A site survey helps archeologists narrow down where to start. They mark likely places and dig small, but controlled, test pits to get a preview of what they might find. Sometimes computer-driven equipment helps them to see into the ground.

(photo) Two archeologists use measuring tapes. (Midwest Archeological Center)

Careful measurements now mean fewer headaches later.

Who cares about being a professional maker of measurements? Archeologists do. Careful measurements are important to make a good record of a site.

Archeologists use geometry to lay out excavation units and triangulate the locations of features. They start from a datum point. Peering through a transit measures across sites. A plumb bob weighs down the string to make measuring depth easier.

(photo) An excavator brushes away dirt. (NPS)

Some researchers dig into libraries, but archeologists dig in the dirt.

Excavation is the way archeologists look below the surface. Excavation destroys an archeological place, so archeologists are very careful about how and where they dig.

Archeologists grid a site before excavating. Then, layer by layer, unit by unit, they use different tools to dig, photograph, and draw what they see. They also take soil samples and bag up artifacts. If they're lucky, they find features like ancient cookstoves or wells or even buildings.

(photo) Image of rocky layers of soil. (NPS)

Stratigraphy helped archeologists make a timeline for the Mississippi River region.

Each new layer of soil, or stratum, signals a different cultural time period. See how the soil layers change color? A stratum might be a few centimeters or many feet thick. Soil layers usually get older the deeper they go. Archeologists dig until they hit subsoil, a layer without artifacts.

Sometimes archeologists name and date the layers from the artifacts, the texture of the soil, and careful mapping. They put this information into a timeline for the site.

 (photo) Kids dig through artifacts in a screen. (Community Archaeology Program, Binghamton University)

A chance to get your dirty paws on the past.

Buckets and shovelfuls of dirt are dumped in a screen held by a wooden frame. Shaking the screen really hard leaves behind artifacts, stones, and debris. The artifacts go in labeled paper bags to study later. Sometimes archeologists take samples of soil for analysis.

For tiny objects, like beads and seeds, archeologists shoot water through a fine mesh screen in a process called waterscreening.

(photo) Notes and drawings describe what excavators did and saw. (Southeast Archeological Center)

Notes and drawings describe what excavators did and saw.

Good recordkeeping is really important. Archeologists make notes and draw interesting finds the entire time they excavate. The records describe what the archeologists saw in the units. Photographs and maps are another kind of documentation. They show what archeologists saw.

If you've visited an archeological site, then you have seen how old archeological photographs and records help us learn about the past.

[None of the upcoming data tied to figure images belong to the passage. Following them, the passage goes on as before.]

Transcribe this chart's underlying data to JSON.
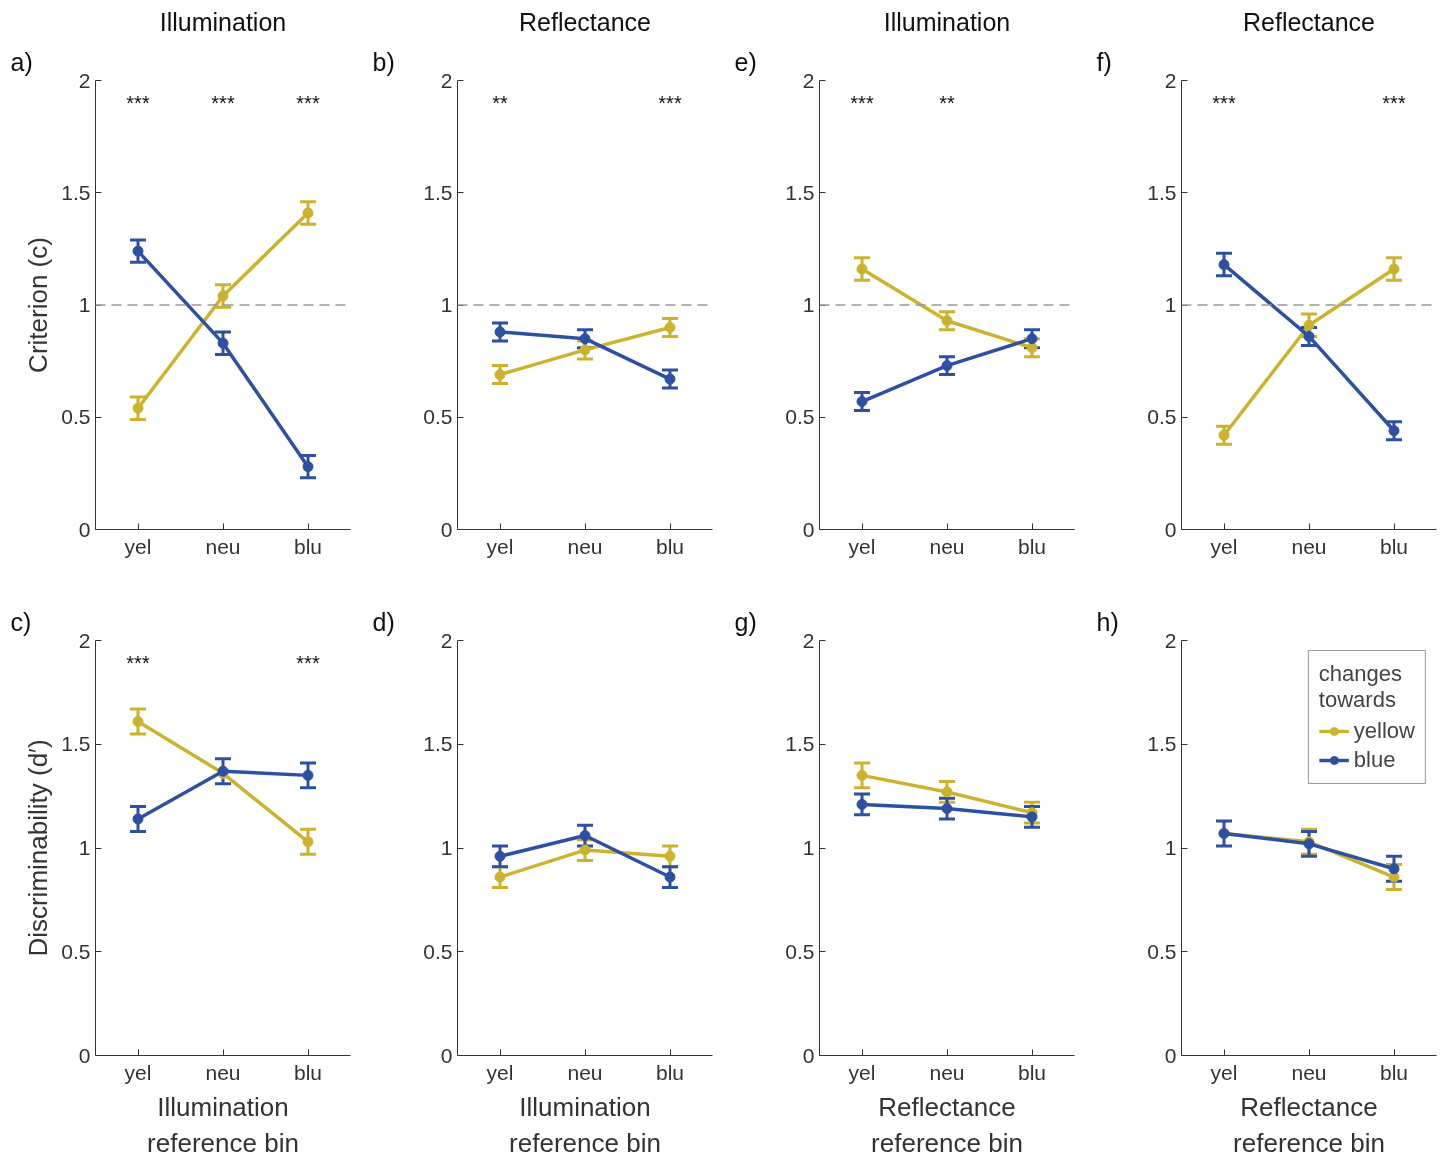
{
  "chart_data": [
    {
      "type": "line",
      "title": "Illumination",
      "categories": [
        "yel",
        "neu",
        "blu"
      ],
      "ylabel": "Criterion (c)",
      "ylim": [
        0,
        2
      ],
      "yticks": [
        0,
        0.5,
        1,
        1.5,
        2
      ],
      "marker": "circle",
      "line_style": "solid",
      "grid": false,
      "legend": false,
      "ref_lines": [
        {
          "axis": "y",
          "value": 1,
          "color": "#999999",
          "line_style": "dashed"
        }
      ],
      "annotations": [
        "a)",
        "***",
        "***",
        "***"
      ],
      "series": [
        {
          "color": "#cdb32d",
          "values": [
            0.54,
            1.04,
            1.41
          ],
          "errors": [
            0.05,
            0.05,
            0.05
          ]
        },
        {
          "color": "#2c51a3",
          "values": [
            1.24,
            0.83,
            0.28
          ],
          "errors": [
            0.05,
            0.05,
            0.05
          ]
        }
      ]
    },
    {
      "type": "line",
      "title": "Reflectance",
      "categories": [
        "yel",
        "neu",
        "blu"
      ],
      "ylim": [
        0,
        2
      ],
      "yticks": [
        0,
        0.5,
        1,
        1.5,
        2
      ],
      "marker": "circle",
      "line_style": "solid",
      "grid": false,
      "legend": false,
      "ref_lines": [
        {
          "axis": "y",
          "value": 1,
          "color": "#999999",
          "line_style": "dashed"
        }
      ],
      "annotations": [
        "b)",
        "**",
        "***"
      ],
      "series": [
        {
          "color": "#cdb32d",
          "values": [
            0.69,
            0.8,
            0.9
          ],
          "errors": [
            0.04,
            0.04,
            0.04
          ]
        },
        {
          "color": "#2c51a3",
          "values": [
            0.88,
            0.85,
            0.67
          ],
          "errors": [
            0.04,
            0.04,
            0.04
          ]
        }
      ]
    },
    {
      "type": "line",
      "title": "Illumination",
      "categories": [
        "yel",
        "neu",
        "blu"
      ],
      "ylim": [
        0,
        2
      ],
      "yticks": [
        0,
        0.5,
        1,
        1.5,
        2
      ],
      "marker": "circle",
      "line_style": "solid",
      "grid": false,
      "legend": false,
      "ref_lines": [
        {
          "axis": "y",
          "value": 1,
          "color": "#999999",
          "line_style": "dashed"
        }
      ],
      "annotations": [
        "e)",
        "***",
        "**"
      ],
      "series": [
        {
          "color": "#cdb32d",
          "values": [
            1.16,
            0.93,
            0.81
          ],
          "errors": [
            0.05,
            0.04,
            0.04
          ]
        },
        {
          "color": "#2c51a3",
          "values": [
            0.57,
            0.73,
            0.85
          ],
          "errors": [
            0.04,
            0.04,
            0.04
          ]
        }
      ]
    },
    {
      "type": "line",
      "title": "Reflectance",
      "categories": [
        "yel",
        "neu",
        "blu"
      ],
      "ylim": [
        0,
        2
      ],
      "yticks": [
        0,
        0.5,
        1,
        1.5,
        2
      ],
      "marker": "circle",
      "line_style": "solid",
      "grid": false,
      "legend": false,
      "ref_lines": [
        {
          "axis": "y",
          "value": 1,
          "color": "#999999",
          "line_style": "dashed"
        }
      ],
      "annotations": [
        "f)",
        "***",
        "***"
      ],
      "series": [
        {
          "color": "#cdb32d",
          "values": [
            0.42,
            0.91,
            1.16
          ],
          "errors": [
            0.04,
            0.05,
            0.05
          ]
        },
        {
          "color": "#2c51a3",
          "values": [
            1.18,
            0.86,
            0.44
          ],
          "errors": [
            0.05,
            0.04,
            0.04
          ]
        }
      ]
    },
    {
      "type": "line",
      "categories": [
        "yel",
        "neu",
        "blu"
      ],
      "xlabel": "Illumination reference bin",
      "ylabel": "Discriminability (d′)",
      "ylim": [
        0,
        2
      ],
      "yticks": [
        0,
        0.5,
        1,
        1.5,
        2
      ],
      "marker": "circle",
      "line_style": "solid",
      "grid": false,
      "legend": false,
      "annotations": [
        "c)",
        "***",
        "***"
      ],
      "series": [
        {
          "color": "#cdb32d",
          "values": [
            1.61,
            1.36,
            1.03
          ],
          "errors": [
            0.06,
            null,
            0.06
          ]
        },
        {
          "color": "#2c51a3",
          "values": [
            1.14,
            1.37,
            1.35
          ],
          "errors": [
            0.06,
            0.06,
            0.06
          ]
        }
      ]
    },
    {
      "type": "line",
      "categories": [
        "yel",
        "neu",
        "blu"
      ],
      "xlabel": "Illumination reference bin",
      "ylim": [
        0,
        2
      ],
      "yticks": [
        0,
        0.5,
        1,
        1.5,
        2
      ],
      "marker": "circle",
      "line_style": "solid",
      "grid": false,
      "legend": false,
      "annotations": [
        "d)"
      ],
      "series": [
        {
          "color": "#cdb32d",
          "values": [
            0.86,
            0.99,
            0.96
          ],
          "errors": [
            0.05,
            0.05,
            0.05
          ]
        },
        {
          "color": "#2c51a3",
          "values": [
            0.96,
            1.06,
            0.86
          ],
          "errors": [
            0.05,
            0.05,
            0.05
          ]
        }
      ]
    },
    {
      "type": "line",
      "categories": [
        "yel",
        "neu",
        "blu"
      ],
      "xlabel": "Reflectance reference bin",
      "ylim": [
        0,
        2
      ],
      "yticks": [
        0,
        0.5,
        1,
        1.5,
        2
      ],
      "marker": "circle",
      "line_style": "solid",
      "grid": false,
      "legend": false,
      "annotations": [
        "g)"
      ],
      "series": [
        {
          "color": "#cdb32d",
          "values": [
            1.35,
            1.27,
            1.17
          ],
          "errors": [
            0.06,
            0.05,
            0.05
          ]
        },
        {
          "color": "#2c51a3",
          "values": [
            1.21,
            1.19,
            1.15
          ],
          "errors": [
            0.05,
            0.05,
            0.05
          ]
        }
      ]
    },
    {
      "type": "line",
      "categories": [
        "yel",
        "neu",
        "blu"
      ],
      "xlabel": "Reflectance reference bin",
      "ylim": [
        0,
        2
      ],
      "yticks": [
        0,
        0.5,
        1,
        1.5,
        2
      ],
      "marker": "circle",
      "line_style": "solid",
      "grid": false,
      "legend": "top right",
      "legend_title": "changes towards",
      "annotations": [
        "h)"
      ],
      "series": [
        {
          "name": "yellow",
          "color": "#cdb32d",
          "values": [
            1.07,
            1.03,
            0.86
          ],
          "errors": [
            null,
            0.06,
            0.06
          ]
        },
        {
          "name": "blue",
          "color": "#2c51a3",
          "values": [
            1.07,
            1.02,
            0.9
          ],
          "errors": [
            0.06,
            0.06,
            0.06
          ]
        }
      ]
    }
  ]
}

(photo) A bighorn sheep. (NPS)

Watch this space see where archeological evidence is found in California.

A sheep is a sheep is a sheep, right? Perhaps. Remember the different kinds of archeologists? Each one uses what they know to look at sheep in a different way.

During a dig, they pool ideas to find all the possible sheepish meanings. Maybe they see sheep images on rocks. Or excavate a historic sheep farm. Or study how grazing sheep change landscapes. Or wonder about the uses for sheep. Or head to collections to compare the faunal finds to another site.